Насколько я вас знаю, вам легко будет домыслить конец. Но вы должны узнать, от кого мне стала известна эта история. Ее рассказал французский священник. Он говорил: «Я стыжусь за этого человека, и мне приятно думать, что ни один священник-француз не согласился бы заставить своего Бога служить убийству». И он сказал правду. Тот исповедник просто-напросто думал, как вы. Ему казалось вполне естественным отдать своей стране все, вплоть до веры в Бога. Итак, у вас даже боги мобилизованы. Они, конечно, с вами[2 - Обыгрывается немецкое “Gott mit uns“ – «С нами Бог!».], как вы любите выражаться, но с вами поневоле. Вы ничего больше не хотите видеть и понимать, вы целиком воплотились в единый безумный порыв. И сражаетесь теперь, заручившись одним лишь оружием слепого гнева, предпочтя громы и молнии порядку идей, с упорством маньяков стремясь все обратить в хаос. Мы же исходили из законов разума и неизбежно вытекающих оттуда сомнений. И перед лицом слепого гнева мы оказались слабы. Но вот теперь долгий кружной путь преодолен. Достаточно было того убитого мальчика, чтобы к разуму нашему мы присоединили гнев: отныне мы вдвое сильнее вас. И я хочу поговорить с вами о гневе.

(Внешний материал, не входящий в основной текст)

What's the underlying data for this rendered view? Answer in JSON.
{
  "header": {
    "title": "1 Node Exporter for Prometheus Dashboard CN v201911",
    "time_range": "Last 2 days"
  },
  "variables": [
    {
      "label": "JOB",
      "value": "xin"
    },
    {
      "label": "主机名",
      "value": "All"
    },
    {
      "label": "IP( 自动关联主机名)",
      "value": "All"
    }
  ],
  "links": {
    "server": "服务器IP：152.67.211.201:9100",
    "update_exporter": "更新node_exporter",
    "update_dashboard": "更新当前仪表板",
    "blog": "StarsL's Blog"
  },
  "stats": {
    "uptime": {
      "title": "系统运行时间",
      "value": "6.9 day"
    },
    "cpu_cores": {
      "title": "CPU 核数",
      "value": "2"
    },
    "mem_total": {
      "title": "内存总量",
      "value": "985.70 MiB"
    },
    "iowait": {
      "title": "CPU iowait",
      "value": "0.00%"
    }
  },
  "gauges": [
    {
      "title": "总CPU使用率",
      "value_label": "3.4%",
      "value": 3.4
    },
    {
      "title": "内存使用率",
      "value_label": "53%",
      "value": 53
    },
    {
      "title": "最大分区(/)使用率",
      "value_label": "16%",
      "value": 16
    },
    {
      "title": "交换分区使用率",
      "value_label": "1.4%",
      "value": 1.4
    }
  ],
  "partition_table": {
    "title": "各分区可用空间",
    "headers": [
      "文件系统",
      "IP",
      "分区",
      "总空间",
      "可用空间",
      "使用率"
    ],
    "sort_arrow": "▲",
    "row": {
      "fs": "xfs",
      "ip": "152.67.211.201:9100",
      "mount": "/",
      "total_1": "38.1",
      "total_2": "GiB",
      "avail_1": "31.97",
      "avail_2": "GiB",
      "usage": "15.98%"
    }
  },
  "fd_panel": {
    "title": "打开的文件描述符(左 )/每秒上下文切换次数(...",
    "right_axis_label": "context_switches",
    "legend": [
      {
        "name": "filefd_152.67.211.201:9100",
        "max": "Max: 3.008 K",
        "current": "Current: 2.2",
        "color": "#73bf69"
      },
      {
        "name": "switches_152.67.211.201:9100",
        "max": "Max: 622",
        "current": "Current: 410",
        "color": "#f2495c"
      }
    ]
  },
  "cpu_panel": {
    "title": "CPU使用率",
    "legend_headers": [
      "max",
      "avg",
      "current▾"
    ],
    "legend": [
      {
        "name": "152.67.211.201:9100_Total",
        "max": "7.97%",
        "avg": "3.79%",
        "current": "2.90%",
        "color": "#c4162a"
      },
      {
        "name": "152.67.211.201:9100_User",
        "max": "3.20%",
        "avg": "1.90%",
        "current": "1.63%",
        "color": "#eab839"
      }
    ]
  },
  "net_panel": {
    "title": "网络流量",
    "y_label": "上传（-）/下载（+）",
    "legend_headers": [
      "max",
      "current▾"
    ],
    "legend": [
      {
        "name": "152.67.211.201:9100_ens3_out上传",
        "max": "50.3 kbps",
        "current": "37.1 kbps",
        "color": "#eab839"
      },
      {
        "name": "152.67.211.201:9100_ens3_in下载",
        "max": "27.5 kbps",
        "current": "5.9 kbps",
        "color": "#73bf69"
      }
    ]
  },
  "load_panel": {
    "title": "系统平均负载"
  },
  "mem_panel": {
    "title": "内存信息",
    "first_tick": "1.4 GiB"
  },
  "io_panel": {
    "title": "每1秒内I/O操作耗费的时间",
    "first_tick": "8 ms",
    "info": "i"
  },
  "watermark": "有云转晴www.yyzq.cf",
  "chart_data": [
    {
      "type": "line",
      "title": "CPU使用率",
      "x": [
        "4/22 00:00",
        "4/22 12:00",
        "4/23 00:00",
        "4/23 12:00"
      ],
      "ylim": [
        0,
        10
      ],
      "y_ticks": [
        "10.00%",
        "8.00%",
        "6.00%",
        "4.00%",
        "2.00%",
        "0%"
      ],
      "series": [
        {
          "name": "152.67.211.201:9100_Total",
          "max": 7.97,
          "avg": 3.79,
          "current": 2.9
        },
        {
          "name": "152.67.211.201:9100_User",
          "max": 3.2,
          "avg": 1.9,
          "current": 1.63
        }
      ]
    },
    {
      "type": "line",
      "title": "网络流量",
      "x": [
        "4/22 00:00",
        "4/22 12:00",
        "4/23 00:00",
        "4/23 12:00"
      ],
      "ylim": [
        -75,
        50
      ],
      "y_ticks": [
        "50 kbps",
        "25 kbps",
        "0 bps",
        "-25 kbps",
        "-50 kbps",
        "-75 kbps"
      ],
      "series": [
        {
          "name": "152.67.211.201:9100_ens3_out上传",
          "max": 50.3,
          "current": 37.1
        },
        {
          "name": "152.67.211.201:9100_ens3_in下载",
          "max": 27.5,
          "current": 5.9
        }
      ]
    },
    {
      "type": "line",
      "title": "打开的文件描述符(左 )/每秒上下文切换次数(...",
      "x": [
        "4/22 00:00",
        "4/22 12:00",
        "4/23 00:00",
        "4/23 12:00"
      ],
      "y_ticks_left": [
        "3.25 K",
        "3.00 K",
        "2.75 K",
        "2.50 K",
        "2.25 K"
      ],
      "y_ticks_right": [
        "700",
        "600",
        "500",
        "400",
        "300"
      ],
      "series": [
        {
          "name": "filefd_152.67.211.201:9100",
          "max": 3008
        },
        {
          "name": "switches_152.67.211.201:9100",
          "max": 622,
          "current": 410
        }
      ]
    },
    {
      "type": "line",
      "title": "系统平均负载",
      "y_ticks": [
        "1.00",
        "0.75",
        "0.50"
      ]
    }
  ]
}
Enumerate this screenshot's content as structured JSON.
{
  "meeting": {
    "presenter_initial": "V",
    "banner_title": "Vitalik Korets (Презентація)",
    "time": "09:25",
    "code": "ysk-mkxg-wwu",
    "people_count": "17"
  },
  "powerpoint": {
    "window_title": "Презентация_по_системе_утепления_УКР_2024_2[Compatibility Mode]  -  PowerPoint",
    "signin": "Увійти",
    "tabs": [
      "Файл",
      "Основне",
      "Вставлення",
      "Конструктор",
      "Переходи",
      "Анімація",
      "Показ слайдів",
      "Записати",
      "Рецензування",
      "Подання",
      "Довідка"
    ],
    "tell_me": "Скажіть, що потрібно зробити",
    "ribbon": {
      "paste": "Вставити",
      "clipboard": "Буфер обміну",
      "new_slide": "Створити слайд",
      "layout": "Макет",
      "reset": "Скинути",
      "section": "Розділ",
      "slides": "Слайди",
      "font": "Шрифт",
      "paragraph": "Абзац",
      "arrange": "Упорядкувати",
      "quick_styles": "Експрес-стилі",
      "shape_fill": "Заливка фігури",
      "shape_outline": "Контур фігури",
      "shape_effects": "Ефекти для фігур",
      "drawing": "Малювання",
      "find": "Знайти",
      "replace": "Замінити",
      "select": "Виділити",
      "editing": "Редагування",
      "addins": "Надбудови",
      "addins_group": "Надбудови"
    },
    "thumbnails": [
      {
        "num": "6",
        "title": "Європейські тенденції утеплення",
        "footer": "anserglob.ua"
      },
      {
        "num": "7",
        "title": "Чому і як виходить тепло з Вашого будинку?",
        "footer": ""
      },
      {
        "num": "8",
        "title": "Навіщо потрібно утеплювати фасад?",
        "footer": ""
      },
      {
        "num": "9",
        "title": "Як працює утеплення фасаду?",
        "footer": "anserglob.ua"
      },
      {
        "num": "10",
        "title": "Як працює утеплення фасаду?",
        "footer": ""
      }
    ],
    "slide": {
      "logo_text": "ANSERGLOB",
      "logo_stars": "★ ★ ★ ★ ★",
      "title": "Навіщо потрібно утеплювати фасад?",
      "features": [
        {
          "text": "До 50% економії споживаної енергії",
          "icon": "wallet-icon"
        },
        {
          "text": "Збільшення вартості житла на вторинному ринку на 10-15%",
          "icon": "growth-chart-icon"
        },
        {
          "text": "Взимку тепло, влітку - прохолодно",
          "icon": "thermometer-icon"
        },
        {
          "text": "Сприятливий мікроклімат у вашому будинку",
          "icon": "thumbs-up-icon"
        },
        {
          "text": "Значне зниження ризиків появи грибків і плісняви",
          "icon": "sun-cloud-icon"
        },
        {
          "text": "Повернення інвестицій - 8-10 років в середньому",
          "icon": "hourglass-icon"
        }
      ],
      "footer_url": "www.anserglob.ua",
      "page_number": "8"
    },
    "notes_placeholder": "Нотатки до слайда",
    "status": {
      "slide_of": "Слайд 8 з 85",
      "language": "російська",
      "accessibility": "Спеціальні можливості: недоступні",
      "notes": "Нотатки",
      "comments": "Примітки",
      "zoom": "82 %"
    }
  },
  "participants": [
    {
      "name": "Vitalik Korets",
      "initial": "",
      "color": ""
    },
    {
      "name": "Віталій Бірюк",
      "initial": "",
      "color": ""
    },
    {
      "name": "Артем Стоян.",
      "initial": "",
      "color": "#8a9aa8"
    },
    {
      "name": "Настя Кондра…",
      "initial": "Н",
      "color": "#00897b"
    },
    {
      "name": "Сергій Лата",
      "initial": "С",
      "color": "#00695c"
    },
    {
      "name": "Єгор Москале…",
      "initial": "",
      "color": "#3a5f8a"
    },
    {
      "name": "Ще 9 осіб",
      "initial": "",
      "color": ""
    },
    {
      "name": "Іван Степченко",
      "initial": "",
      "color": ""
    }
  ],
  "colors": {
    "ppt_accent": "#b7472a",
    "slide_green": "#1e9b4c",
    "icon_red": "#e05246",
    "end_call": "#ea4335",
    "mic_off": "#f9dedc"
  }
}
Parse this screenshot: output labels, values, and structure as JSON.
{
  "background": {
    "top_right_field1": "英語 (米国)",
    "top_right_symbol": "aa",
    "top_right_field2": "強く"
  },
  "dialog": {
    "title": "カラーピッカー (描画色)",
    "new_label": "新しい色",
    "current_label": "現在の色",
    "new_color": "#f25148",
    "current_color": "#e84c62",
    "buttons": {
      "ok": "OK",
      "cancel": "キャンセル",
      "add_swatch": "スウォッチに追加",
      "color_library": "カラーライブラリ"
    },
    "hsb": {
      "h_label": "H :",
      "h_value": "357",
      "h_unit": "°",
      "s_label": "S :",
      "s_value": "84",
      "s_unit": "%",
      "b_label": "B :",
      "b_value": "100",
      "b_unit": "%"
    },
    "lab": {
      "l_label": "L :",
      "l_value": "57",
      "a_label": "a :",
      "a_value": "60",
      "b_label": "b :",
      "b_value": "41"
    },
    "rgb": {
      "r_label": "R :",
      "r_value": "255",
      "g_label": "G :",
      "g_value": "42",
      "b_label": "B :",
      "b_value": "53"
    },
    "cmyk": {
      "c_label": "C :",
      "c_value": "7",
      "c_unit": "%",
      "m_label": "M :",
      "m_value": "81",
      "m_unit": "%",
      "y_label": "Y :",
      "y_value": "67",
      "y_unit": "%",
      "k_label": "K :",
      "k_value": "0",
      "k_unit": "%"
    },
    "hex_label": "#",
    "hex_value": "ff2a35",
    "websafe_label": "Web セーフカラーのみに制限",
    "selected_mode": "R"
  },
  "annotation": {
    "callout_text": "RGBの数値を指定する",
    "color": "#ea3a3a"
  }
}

Вспомните. На мое удивление внезапной вспышкой гнева одного из ваших начальников вы откликнулись так: «Но это тоже очень хорошо. Просто вы не понимаете. Французы лишены этой добродетели – способности гневаться». Нет, это не так, просто французы не любят щеголять своими добродетелями. Они вспоминают о них лишь в случае крайней необходимости. И это свойство придает нашему гневу ту силу молчания, которую вы начинаете чувствовать лишь сейчас. Именно с таким гневом в душе – единственным, какой мне ведом, – я буду напоследок говорить с вами.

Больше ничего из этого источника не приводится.